最愛ちゃんは防御姿勢になって防ぎますがバイザーの拳は不自然に最愛ちゃんに当たるギリギリで見えない壁に阻まれる。
余裕そうでしたが超能力は使うんですね。オカルト関係なく接近戦と自分の土俵ですから優勢ですね。
超能力が魔法や神秘の不思議エネルギー方面に耐性があれば私たちの中で最弱にならなかったんですかね。
装備で強くしようにもとあるシリーズの超能力者のため、下手に魔術や魔法で直接強化すると最愛ちゃんは死ぬ可能性が有るので使えないんですよね。
「お前は痛めつけて痛めつけて意識がある状態で食ってやる」
「そんなセリフb級映画でも超聞きませんよ」
余裕たっぷりに防御姿勢を崩して最愛ちゃんはバイザーに向かって前進します。
「何なんだよ!お前」
「超普通の超能力者ですよ」
バイザーのラッシュを綺麗にかわして最愛ちゃんはジャンプしてバイザーの首に蹴りを入れてへし折りました。避けるなら最初っから避けておけば楽なのに。

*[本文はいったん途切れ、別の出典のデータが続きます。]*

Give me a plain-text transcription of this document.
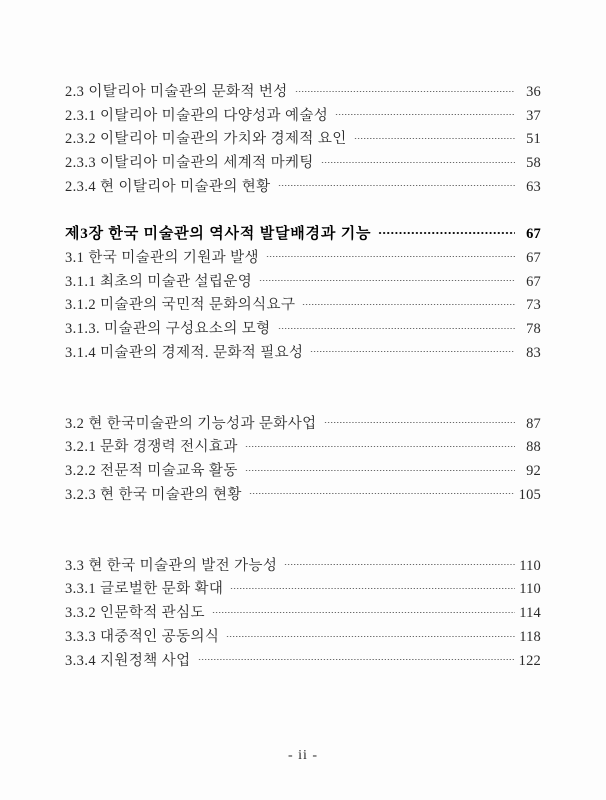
2.3 이탈리아 미술관의 문화적 번성	36
2.3.1 이탈리아 미술관의 다양성과 예술성	37
2.3.2 이탈리아 미술관의 가치와 경제적 요인	51
2.3.3 이탈리아 미술관의 세계적 마케팅	58
2.3.4 현 이탈리아 미술관의 현황	63
제3장 한국 미술관의 역사적 발달배경과 기능	67
3.1 한국 미술관의 기원과 발생	67
3.1.1 최초의 미술관 설립운영	67
3.1.2 미술관의 국민적 문화의식요구	73
3.1.3. 미술관의 구성요소의 모형	78
3.1.4 미술관의 경제적. 문화적 필요성	83
3.2 현 한국미술관의 기능성과 문화사업	87
3.2.1 문화 경쟁력 전시효과	88
3.2.2 전문적 미술교육 활동	92
3.2.3 현 한국 미술관의 현황	105
3.3 현 한국 미술관의 발전 가능성	110
3.3.1 글로벌한 문화 확대	110
3.3.2 인문학적 관심도	114
3.3.3 대중적인 공동의식	118
3.3.4 지원정책 사업	122
- ii -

バンビエッタ様の予想通りで肉弾戦メインでしたので苦戦もなく終わりましたね。
「貴女ここで何をしているの!」
最愛ちゃんに呼びかける声が戦闘が終わり静かになった廃墟に響いた。
バイザーと最愛ちゃんを中心に撮っていた種子のカメラが切り替わり、廃墟の入り口で綺麗に整列したリアス・グレモリー先輩たちがいた。クロナさんは隠蔽してる種子に手を軽く振っている。